Cajus-Majus, der Cäsar, setzte sich geheimnisvoll an meinen Tisch, als sich Peter Baum für einen Augenblick entfernte, Cajus möchte mich etwas fragen. »Ich möchte Sie etwas fragen, Else Lasker-Schüler, passen Sie mal auf! Es handelt sich um meine literarische, wie um meine materielle Zukunft. Würde es mir Herr Walden übel nehmen, falls ich bei Capuletti in Florenz in den Verlag einträte?
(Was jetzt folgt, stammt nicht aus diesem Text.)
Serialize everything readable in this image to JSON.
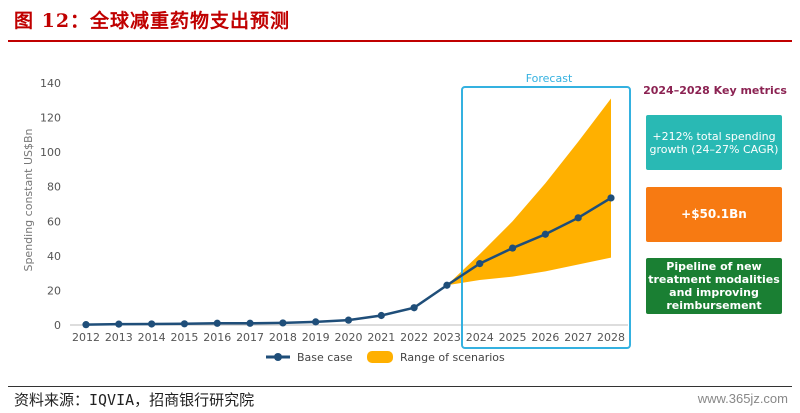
{
  "figure_title": "图 12：全球减重药物支出预测",
  "source": "资料来源：IQVIA，招商银行研究院",
  "watermark": "www.365jz.com",
  "colors": {
    "title_red": "#c00000",
    "base_line": "#1f4e79",
    "range_fill": "#ffb000",
    "forecast_border": "#34b1e0",
    "box1": "#29b9b4",
    "box2": "#f77a12",
    "box3": "#1a7f33",
    "metric_title": "#8b2252"
  },
  "key_metrics": {
    "title": "2024–2028 Key metrics",
    "box1": "+212% total spending growth (24–27% CAGR)",
    "box2": "+$50.1Bn",
    "box3": "Pipeline of new treatment modalities and improving reimbursement"
  },
  "chart_data": {
    "type": "line",
    "title": "",
    "ylabel": "Spending constant US$Bn",
    "xlabel": "",
    "ylim": [
      0,
      140
    ],
    "yticks": [
      0,
      20,
      40,
      60,
      80,
      100,
      120,
      140
    ],
    "categories": [
      "2012",
      "2013",
      "2014",
      "2015",
      "2016",
      "2017",
      "2018",
      "2019",
      "2020",
      "2021",
      "2022",
      "2023",
      "2024",
      "2025",
      "2026",
      "2027",
      "2028"
    ],
    "forecast_label": "Forecast",
    "forecast_start": "2024",
    "grid": false,
    "legend": "bottom",
    "series": [
      {
        "name": "Base case",
        "values": [
          0.2,
          0.5,
          0.6,
          0.7,
          1,
          1,
          1.2,
          1.8,
          2.8,
          5.5,
          10,
          23,
          35.5,
          44.5,
          52.5,
          62,
          73.5
        ]
      }
    ],
    "range": {
      "name": "Range of scenarios",
      "start": "2023",
      "years": [
        "2023",
        "2024",
        "2025",
        "2026",
        "2027",
        "2028"
      ],
      "low": [
        23,
        26,
        28,
        31,
        35,
        39
      ],
      "high": [
        23,
        41,
        60,
        82,
        106,
        131
      ]
    }
  }
}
Kraus ist ja erhaben über dergleichen, aber Waiden hat zur Zeit Herrn D. schon einmal bei einer solchen Gelegenheit die Alternative gestellt.« Ich habe ihm geantwortet, Herwarth, daß er meine Stellung zu Dir überschätze. Ich wäre noch nicht mal als Laufbursche unten im Bureau angestellt, ich bewürbe mich aber um den Sekretariatsposten und würde seine Angelegenheit zur Sprache bringen. Bin ich nun so dumm? Offen gestanden, ich mag Cajus-Majus schrecklich gern leiden, er ist ein drolliger, erwachsener Pausbackenengel, ein frommgewordener Bacchant im Bacchantenzug; sein Humor hat sich frisch erhalten, aber statt der Trauben trägt er einen weißen Kragen um den Hals. Was sich doch die Menschen verändern, was die Literatur aus einem Menschen macht! Aber allen Ernstes, Herwarth, wirst Du es ihm übel nehmen? Eins will ich Dir sagen, druckst Du nichts mehr von ihm, schreib ich nicht eine Bohne mehr. Die einzigen Sachen, die mir Vergnügen machen, sind Cajus-Majus Sachen. Als Peter Baum wieder an unseren Tisch trat, kamen durch die Caféhaustüre die Signorina Marie und die Margret. Ich sagte, die Margret sieht heute aus wie ein Glühwürmchen, und Peter Baum schnappte danach. Aber Cajus-Majus schwamm weiter durch die literarische Seligkeit wie ein Walfisch. Aus seinem Kopf floß über Kreuz ein Springbrunnen. Wir gingen zeitig nach Haus, Herwarth, auf Ehrenwort! Wieder ist ein Brief vom Dalai Lama aus Wien gekommen, ich habe ihn zu den anderen Briefen und Karten und Drucksachen in Deine fife o glock Hose gesteckt.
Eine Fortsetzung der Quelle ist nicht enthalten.